The old man on the couch nodded agreement: “Tell the navy and coast-guard brass to keep a tight lid on that audio and video. If the enemy doesn’t know we have the evidence, we can get them to make predetermined moves on their original plan.”
“Agreed,” Basu added. “But bear in mind that the planners for this strike in Pakistan probably know already that their original plan has failed. The detonation of the weapon so far out at sea has still gotten them damage to Mumbai, but not nearly on the scale it would have if they had succeeded as planned. So they will know that we know something about it. Expect the litany of denials and references to the supposed non-state actors to follow.”
“South Block and the Prime Minister’s office is going to be asking us questions very soon,” the man on the couch noted. Basu leaned back in his chair as he thought that over.
“I know…” he added absent mindedly, “…that they are going to want some action plans for us.
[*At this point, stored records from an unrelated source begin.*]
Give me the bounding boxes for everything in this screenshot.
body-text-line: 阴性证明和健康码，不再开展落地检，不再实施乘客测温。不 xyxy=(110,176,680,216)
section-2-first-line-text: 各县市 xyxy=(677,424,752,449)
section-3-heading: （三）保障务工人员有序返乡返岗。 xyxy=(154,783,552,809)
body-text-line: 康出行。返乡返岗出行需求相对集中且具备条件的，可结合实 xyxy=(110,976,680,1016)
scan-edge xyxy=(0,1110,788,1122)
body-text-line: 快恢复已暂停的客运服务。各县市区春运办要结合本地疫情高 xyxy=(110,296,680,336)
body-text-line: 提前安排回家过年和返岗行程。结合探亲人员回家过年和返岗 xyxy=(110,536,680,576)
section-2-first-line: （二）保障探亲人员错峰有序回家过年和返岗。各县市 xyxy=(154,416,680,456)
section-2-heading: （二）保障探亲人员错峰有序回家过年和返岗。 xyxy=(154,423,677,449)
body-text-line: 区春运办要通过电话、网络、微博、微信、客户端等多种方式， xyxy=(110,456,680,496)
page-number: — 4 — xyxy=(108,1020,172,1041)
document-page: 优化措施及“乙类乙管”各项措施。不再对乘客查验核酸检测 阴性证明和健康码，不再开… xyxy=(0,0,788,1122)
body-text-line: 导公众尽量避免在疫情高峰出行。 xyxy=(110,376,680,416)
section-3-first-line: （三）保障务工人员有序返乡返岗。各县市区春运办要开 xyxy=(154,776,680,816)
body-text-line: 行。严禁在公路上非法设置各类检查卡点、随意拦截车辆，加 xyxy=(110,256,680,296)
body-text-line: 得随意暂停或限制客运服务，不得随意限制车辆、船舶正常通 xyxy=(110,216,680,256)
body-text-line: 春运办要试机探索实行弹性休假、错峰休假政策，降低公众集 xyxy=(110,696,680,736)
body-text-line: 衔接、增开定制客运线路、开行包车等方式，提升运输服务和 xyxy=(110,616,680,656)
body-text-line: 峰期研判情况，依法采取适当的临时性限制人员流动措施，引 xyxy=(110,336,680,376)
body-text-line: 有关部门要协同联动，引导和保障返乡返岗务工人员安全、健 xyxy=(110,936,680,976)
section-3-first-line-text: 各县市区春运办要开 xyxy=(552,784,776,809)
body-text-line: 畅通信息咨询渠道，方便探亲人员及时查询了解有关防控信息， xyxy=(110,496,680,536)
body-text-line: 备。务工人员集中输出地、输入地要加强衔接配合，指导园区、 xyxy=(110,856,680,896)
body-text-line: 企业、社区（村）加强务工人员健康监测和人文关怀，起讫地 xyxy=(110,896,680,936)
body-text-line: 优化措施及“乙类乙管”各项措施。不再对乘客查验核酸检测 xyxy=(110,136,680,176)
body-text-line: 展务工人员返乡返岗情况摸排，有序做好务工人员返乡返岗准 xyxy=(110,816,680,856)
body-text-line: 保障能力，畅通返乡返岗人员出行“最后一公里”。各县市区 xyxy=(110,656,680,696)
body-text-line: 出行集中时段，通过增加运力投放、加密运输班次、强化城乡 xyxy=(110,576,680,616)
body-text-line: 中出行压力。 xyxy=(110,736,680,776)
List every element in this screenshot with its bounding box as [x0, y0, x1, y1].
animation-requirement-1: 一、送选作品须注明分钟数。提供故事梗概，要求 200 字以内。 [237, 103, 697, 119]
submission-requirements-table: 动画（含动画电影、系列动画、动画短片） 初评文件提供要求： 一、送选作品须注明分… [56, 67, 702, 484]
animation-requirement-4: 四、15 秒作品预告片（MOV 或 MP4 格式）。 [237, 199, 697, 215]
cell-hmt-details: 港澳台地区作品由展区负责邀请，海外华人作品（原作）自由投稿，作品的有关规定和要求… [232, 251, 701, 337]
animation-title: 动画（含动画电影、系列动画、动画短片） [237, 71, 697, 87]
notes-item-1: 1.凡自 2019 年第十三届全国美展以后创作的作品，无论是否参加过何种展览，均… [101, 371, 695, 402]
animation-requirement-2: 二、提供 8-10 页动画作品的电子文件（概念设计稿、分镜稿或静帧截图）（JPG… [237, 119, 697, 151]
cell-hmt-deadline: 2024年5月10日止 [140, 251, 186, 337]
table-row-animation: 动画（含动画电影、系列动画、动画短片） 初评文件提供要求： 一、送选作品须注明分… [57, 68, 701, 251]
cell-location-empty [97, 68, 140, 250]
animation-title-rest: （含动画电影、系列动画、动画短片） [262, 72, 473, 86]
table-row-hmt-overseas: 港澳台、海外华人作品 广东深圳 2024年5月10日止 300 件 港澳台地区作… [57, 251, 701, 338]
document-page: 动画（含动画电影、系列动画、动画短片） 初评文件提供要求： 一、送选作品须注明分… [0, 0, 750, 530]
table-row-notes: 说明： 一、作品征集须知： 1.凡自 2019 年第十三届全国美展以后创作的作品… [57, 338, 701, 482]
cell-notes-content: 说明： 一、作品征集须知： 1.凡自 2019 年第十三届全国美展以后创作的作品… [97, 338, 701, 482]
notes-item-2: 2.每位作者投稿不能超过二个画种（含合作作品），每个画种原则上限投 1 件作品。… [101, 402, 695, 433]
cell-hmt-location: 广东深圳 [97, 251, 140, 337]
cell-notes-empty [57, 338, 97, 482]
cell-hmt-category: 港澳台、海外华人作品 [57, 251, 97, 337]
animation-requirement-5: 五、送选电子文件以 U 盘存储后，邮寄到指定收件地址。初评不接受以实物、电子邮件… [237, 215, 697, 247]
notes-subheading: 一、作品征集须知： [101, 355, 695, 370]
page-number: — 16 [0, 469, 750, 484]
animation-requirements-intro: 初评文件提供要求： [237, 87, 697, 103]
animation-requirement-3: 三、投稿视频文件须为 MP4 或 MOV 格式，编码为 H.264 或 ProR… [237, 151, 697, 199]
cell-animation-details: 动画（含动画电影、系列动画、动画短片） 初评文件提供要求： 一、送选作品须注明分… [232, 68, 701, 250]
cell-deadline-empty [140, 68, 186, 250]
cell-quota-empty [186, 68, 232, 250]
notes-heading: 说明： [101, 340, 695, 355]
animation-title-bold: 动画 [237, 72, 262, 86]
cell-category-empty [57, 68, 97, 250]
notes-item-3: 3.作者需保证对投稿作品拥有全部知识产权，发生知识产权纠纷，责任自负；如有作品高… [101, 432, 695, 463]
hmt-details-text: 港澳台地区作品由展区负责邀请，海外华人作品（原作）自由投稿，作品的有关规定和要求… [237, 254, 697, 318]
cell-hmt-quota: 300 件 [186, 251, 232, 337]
Let’s look into that as well. Nuclear terrorism is not your usual run of the mill stuff. The government will want to take action on this one. If we have to get Makki’s head on a platter for it, we should have a plan to do that. Let’s get started on that one before we are asked for it.”
“Military options?” the old man asked soberly.
“Why not?” Basu replied, now sitting straighter. “Let’s be prepared for that as well. If we can solidify Rawalpindi’s and Haider’s involvement in this, there is every possibility of an open war.”
The man in the couch grunted: “At least that will make our action plans doable! If we have active military support in our operations, that will remove Makki’s protection cover which he currently enjoys.”